# PGCE through University of Sunderland in Dubai



## gracie_23 (May 12, 2011)

Hey!

Has anyone done this? Looking for realistic comments and advice about doing it. I've read lots on the internet about how its a waste of time, but the description on the University website looks ok. I know it doesnt qualify you for QTS for the UK - but my main question really is does anyone know how this qualification is seen in the Republic of Ireland? (as this is most likely where I will return to after Dubai).

Thanks for any help at all!!


----------



## nm62 (Dec 11, 2008)

I am planning to start soon from Stafford Associates PGCEi .... the Nottingham university 

Master's Degree - MBA Dubai & UAE - Distance Education & Part Time MBA 

Still thinking...


----------



## gracie_23 (May 12, 2011)

What made you want to do that one nm62? Are you currently teaching? I've heard that the Sunderland one is more widely recognised internationally (as in if i return back to uk or ireland) but again i'm only rwally going with bits I've read on the internet at this stage..


----------



## nm62 (Dec 11, 2008)

gracie_23 said:


> What made you want to do that one nm62? Are you currently teaching? I've heard that the Sunderland one is more widely recognised internationally (as in if i return back to uk or ireland) but again i'm only rwally going with bits I've read on the internet at this stage..



well it is a long story...
I am a commerce graduate and teaching only commerce high school students...
I wanted to do MA in education to move in administration later....

PGCEi will give me 60 credit points towards PGDE and the third year which is MA education from Nottingham university....

Moreover they provide guidance here in Knowledge Village and you are working with a group of teachers...


----------



## VS400 (Aug 21, 2011)

Dont you have to currently be teaching to do the Nottingham one?


----------



## gracie_23 (May 12, 2011)

VS400 said:


> Dont you have to currently be teaching to do the Nottingham one?


not from what I have read - as long as you can get somewhere to take you for your 2 placements.

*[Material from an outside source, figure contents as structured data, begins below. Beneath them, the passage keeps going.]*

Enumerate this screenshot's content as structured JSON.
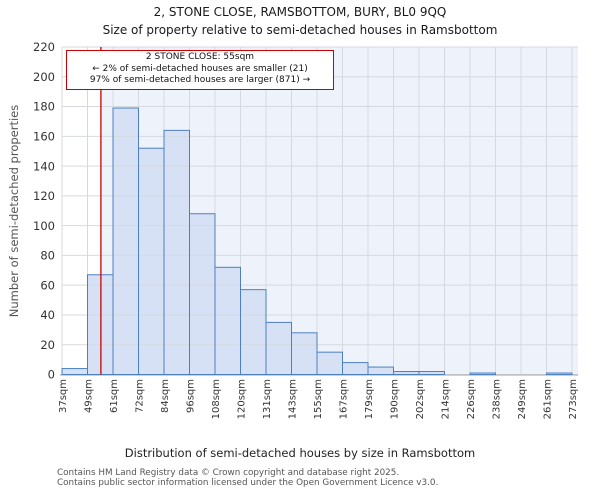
{
  "title": "2, STONE CLOSE, RAMSBOTTOM, BURY, BL0 9QQ",
  "subtitle": "Size of property relative to semi-detached houses in Ramsbottom",
  "annotation": {
    "line1": "2 STONE CLOSE: 55sqm",
    "line2": "← 2% of semi-detached houses are smaller (21)",
    "line3": "97% of semi-detached houses are larger (871) →"
  },
  "chart_data": {
    "type": "bar",
    "title": "2, STONE CLOSE, RAMSBOTTOM, BURY, BL0 9QQ",
    "subtitle": "Size of property relative to semi-detached houses in Ramsbottom",
    "xlabel": "Distribution of semi-detached houses by size in Ramsbottom",
    "ylabel": "Number of semi-detached properties",
    "x_tick_labels": [
      "37sqm",
      "49sqm",
      "61sqm",
      "72sqm",
      "84sqm",
      "96sqm",
      "108sqm",
      "120sqm",
      "131sqm",
      "143sqm",
      "155sqm",
      "167sqm",
      "179sqm",
      "190sqm",
      "202sqm",
      "214sqm",
      "226sqm",
      "238sqm",
      "249sqm",
      "261sqm",
      "273sqm"
    ],
    "bin_edges_sqm": [
      37,
      49,
      61,
      72,
      84,
      96,
      108,
      120,
      131,
      143,
      155,
      167,
      179,
      190,
      202,
      214,
      226,
      238,
      249,
      261,
      273
    ],
    "values": [
      4,
      67,
      179,
      152,
      164,
      108,
      72,
      57,
      35,
      28,
      15,
      8,
      5,
      2,
      2,
      0,
      1,
      0,
      0,
      1
    ],
    "y_ticks": [
      0,
      20,
      40,
      60,
      80,
      100,
      120,
      140,
      160,
      180,
      200,
      220
    ],
    "ylim": [
      0,
      220
    ],
    "marker_value_sqm": 55,
    "grid": true,
    "legend": "none",
    "colors": {
      "bar_fill": "#d6e1f5",
      "bar_edge": "#4d80c0",
      "marker_line": "#cc0000",
      "shade_right_of_marker": "#edf2fb",
      "gridline": "#d6d9df",
      "axis_line": "#b5b5b5"
    }
  },
  "footer": {
    "line1": "Contains HM Land Registry data © Crown copyright and database right 2025.",
    "line2": "Contains public sector information licensed under the Open Government Licence v3.0."
  }
}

I would like to work whilst I do mine though but i'm only in the early stages of getting this sorted (as it wouldnt start until September) - do you have any ideas of where might take me on as either a TA or teacher whilst I do the PGCE year?


----------



## gracie_23 (May 12, 2011)

nm62 said:


> well it is a long story...
> I am a commerce graduate and teaching only commerce high school students...
> I wanted to do MA in education to move in administration later....
> 
> ...


ahh ok - sounds like you have it figured 

Do you know anyone currently doing either of them for any feedback or advice?

Thanks


----------



## nm62 (Dec 11, 2008)

gracie_23 said:


> ahh ok - sounds like you have it figured
> 
> Do you know anyone currently doing either of them for any feedback or advice?
> 
> Thanks



NO i do not know anyone doing it but you can visit them as they have Senior (very old teachers from UK) giving the information.

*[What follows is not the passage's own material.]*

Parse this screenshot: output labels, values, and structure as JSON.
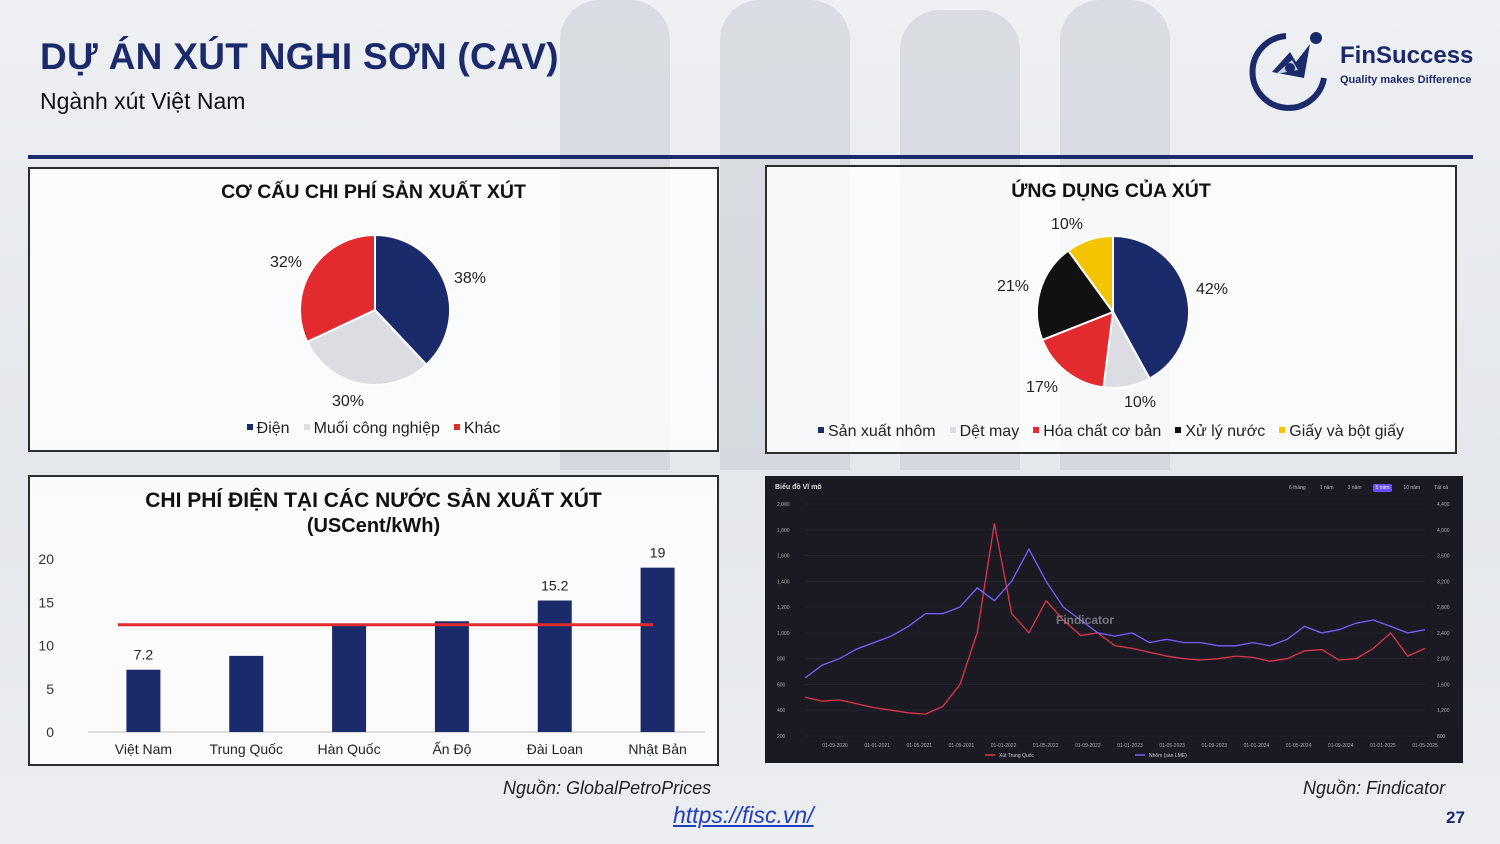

You can start it in April (Application deadline is February)
other batch is in September.
Sunderland/ Nottingham fees is almost the same...


----------



## nm62 (Dec 11, 2008)

I am neither going for Sunderland nor for Nottingham (non transferable credits/ no exams)...

I have decided to go for University of London (International Programme) 

It is assumed to be well recognized... masters in Leadership and Management (must be transferable credit points for first 2 years... but i am not much bothered about it)
(1st year Certificates - 2 modules) exam
(2nd year Certificates - 2 modules) exam
(3rd year Certificate - Dissertation) 

Fees is almost the same....

Applied Educational Leadership and Management - Structure and Syllabus - Institute of Education - University of London International Programmes
This is what i was looking for as i want to either move into admin or CPD...


----------



## nmn (Nov 1, 2012)

*PGCE Dubai*

Hi Gracie
I was just wondering if you got any info on doing PGCE in Dubai and then returning to ireland with qualification? I did that qualification a few years ago and I am returning to ireland and i just wondered if you knew of anyone that had responded who had done it and got verified in ireland? Teaching council in ireland is a bit of a nightmare!
thanks


----------



## Ann33475 (Nov 27, 2020)

The above link is incorrect. I think they moved to PGCE Distance Learning.


----------